Dave McClow, M.Div.
The Ultimate Challenge
March 23, 2016 // Uncategorized

What’s in His name?

Dave McClow, M.Div.
The Ultimate Challenge

By Dave McClow

Have you ever had a moment in time when something just clicks, things fall into place in a deeper way, and your understanding takes a huge leap forward? I had such a moment years ago in the Atlanta airport, where something I had known in my head went deep into my heart. I witnessed a young Hasidic Jewish boy running gleefully around his father.  Hasidic Jews are not hard to pick out in a crowd—the men dress in black attire, including a hat, and their sidelocks are long curls.

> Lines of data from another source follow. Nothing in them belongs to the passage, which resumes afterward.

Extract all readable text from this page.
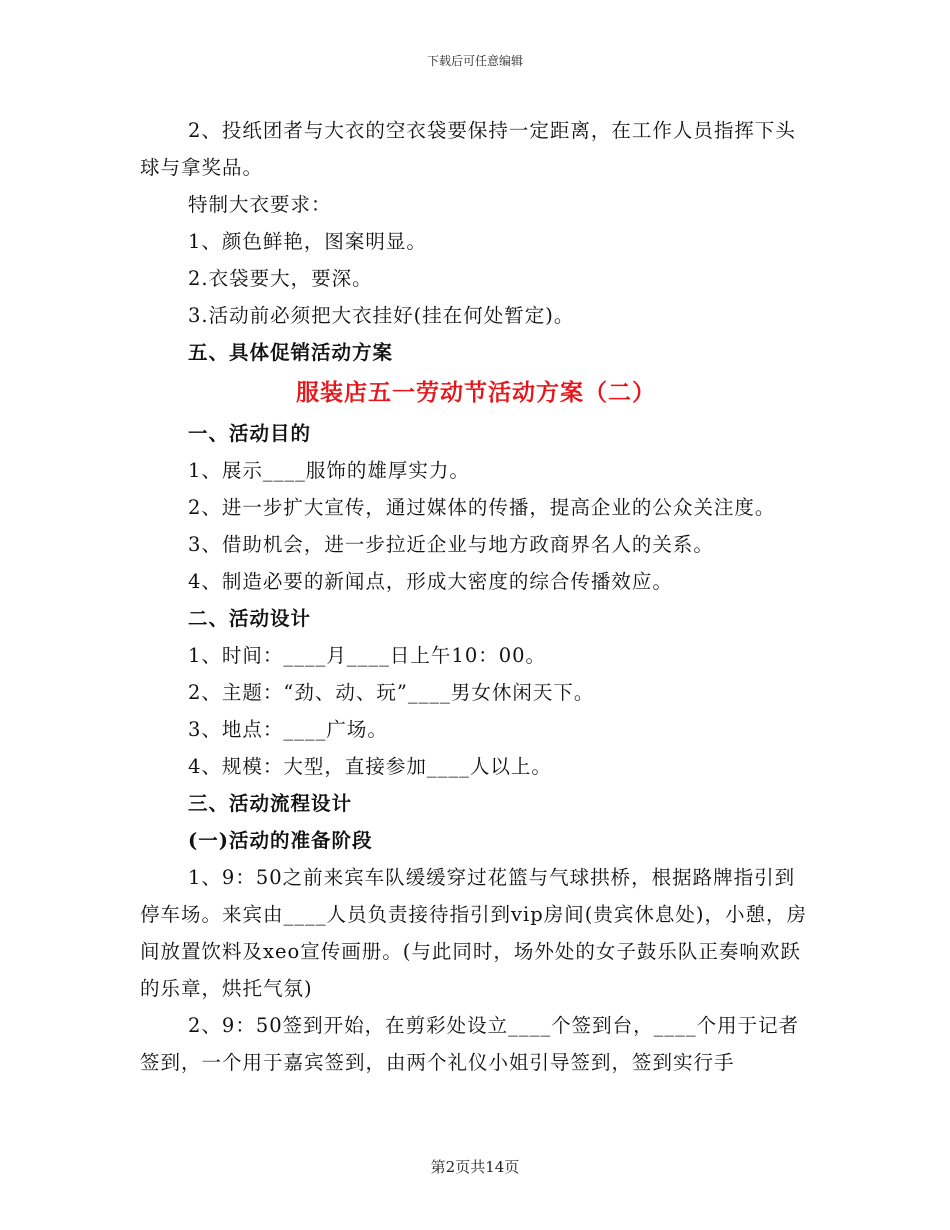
下载后可任意编辑

2、投纸团者与大衣的空衣袋要保持一定距离，在工作人员指挥下头球与拿奖品。

特制大衣要求：

1、颜色鲜艳，图案明显。

2.衣袋要大，要深。

3.活动前必须把大衣挂好(挂在何处暂定)。

五、具体促销活动方案

服装店五一劳动节活动方案（二）

一、活动目的

1、展示____服饰的雄厚实力。

2、进一步扩大宣传，通过媒体的传播，提高企业的公众关注度。

3、借助机会，进一步拉近企业与地方政商界名人的关系。

4、制造必要的新闻点，形成大密度的综合传播效应。

二、活动设计

1、时间：____月____日上午10：00。

2、主题：“劲、动、玩”____男女休闲天下。

3、地点：____广场。

4、规模：大型，直接参加____人以上。

三、活动流程设计

(一)活动的准备阶段

1、9：50之前来宾车队缓缓穿过花篮与气球拱桥，根据路牌指引到停车场。来宾由____人员负责接待指引到vip房间(贵宾休息处)，小憩，房间放置饮料及xeo宣传画册。(与此同时，场外处的女子鼓乐队正奏响欢跃的乐章，烘托气氛)

2、9：50签到开始，在剪彩处设立____个签到台，____个用于记者签到，一个用于嘉宾签到，由两个礼仪小姐引导签到，签到实行手

第2页共14页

This young boy of four or five was circling his father, as happy as he could be, saying, “Abba, Abba, Abba!”  It clicked.  This is the name Jesus revealed to us regarding his Father.  Only twice did God reveal his name: once to Moses, “I am who I am,” and again through Jesus, “Abba.”  I had known the word’s translation for years — Papa or Daddy — but it was only hearing it “live” in the airport when it stirred my heart and made me smile. I can still feel it reverberate through me. It was said with such ease, abandon, and delight.  I thought, “That’s right! That’s how He wants us to talk to Him!”

Both in Jesus’ day and today, “Abba” has been a controversial name for God.  When Jesus heals a man on the Sabbath, provoking the religious leaders to persecute him (Jn. 5:16), we notice in the next verses that they “tried all the more to kill Him, because He not only broke the Sabbath but He also called God His own father, making Himself equal to God” (Jn 5:18).  According to Scott Hahn, even today Muslims are terribly insulted by how we Catholics and Christians call God “Father.”

Back to the more pleasant side… I have prepared seventh- and eighth-graders for Confirmation for over 15 years.  My wife and I have not been able to have children, so you can bet when two kids from different years spontaneously blurted out, “You would make a good dad,” I remembered it, sometimes with tears! There is something profound in being affirmed as a father. Being a spiritual father is something for which all men, even childless men, are designed. Our Abba is just as delighted and pleased when we “hallow” His name as the little boy did in the airport.

For this reason, I wrote the “Abba Prayer for Men,” opening with “Abba (Papa, Daddy, Dad), make me know my true identity as Your beloved son….” Many men (and women) have an identity problem when it comes to God. They see him as a master to be obeyed or, according to one of my clients, as a “drill sergeant.” St. John Paul II called this perspective a “servile fear of the Lord.” St. John would say these men live in fear of punishment and judgment (1 Jn. 4).  They are exhausted, believing they are only as good as their last performance.

Wounded through words, violence, or neglect, they don’t feel loved. But the name “Abba” reveals something very different. The very name is life and love … fathers beget life through love! God gives Himself totally to His Son and totally to us: “Everything I have is yours,” as He tells the older brother in the prodigal son story. At Jesus’ baptism, He hears those words every boy and every man longs to hear from his father, “You are My beloved Son, in whom I am well pleased.” And at our baptism, Abba gives us His very life, His love — in fact He deifies us — makes us gods. Most of us were baptized as babies, so we had no great accomplishments, no big bank accounts. We were nothing but eating, sleeping, and pooping bundles. Yet Abba delighted in us — because we breathed, not because we did anything.  We must drink deeply of this endless, enduring love so we can, as fertile spiritual fathers, radiate God’s Fatherhood to everyone — the challenge of the great commission.

If we are wounded, we must purify our hearts and memories of our negative experiences with our parents (CCC 2779).  Here is a little test: start calling God “Abba,” “Papa,” “Dad,” or “Daddy.” If you find this difficult, then a wound needs healing. If this healing requires you to forgive someone, especially in this year of Mercy, know that forgiveness does not mean you must forget the trespass or run in slow motion in love toward the person.  It simply means giving up the right to collect a debt or seek revenge. And forgiveness is impossible without God’s help. The Catechism illustrates this with some of the most beautiful and psychologically insightful words: “It is there … ‘in the depths of the heart,’ that everything is bound and loosed. It is not in our power not to feel or to forget an offense; but the heart that offers itself to the Holy Spirit turns injury into compassion and purifies the memory in transforming the hurt into intercession” (2843).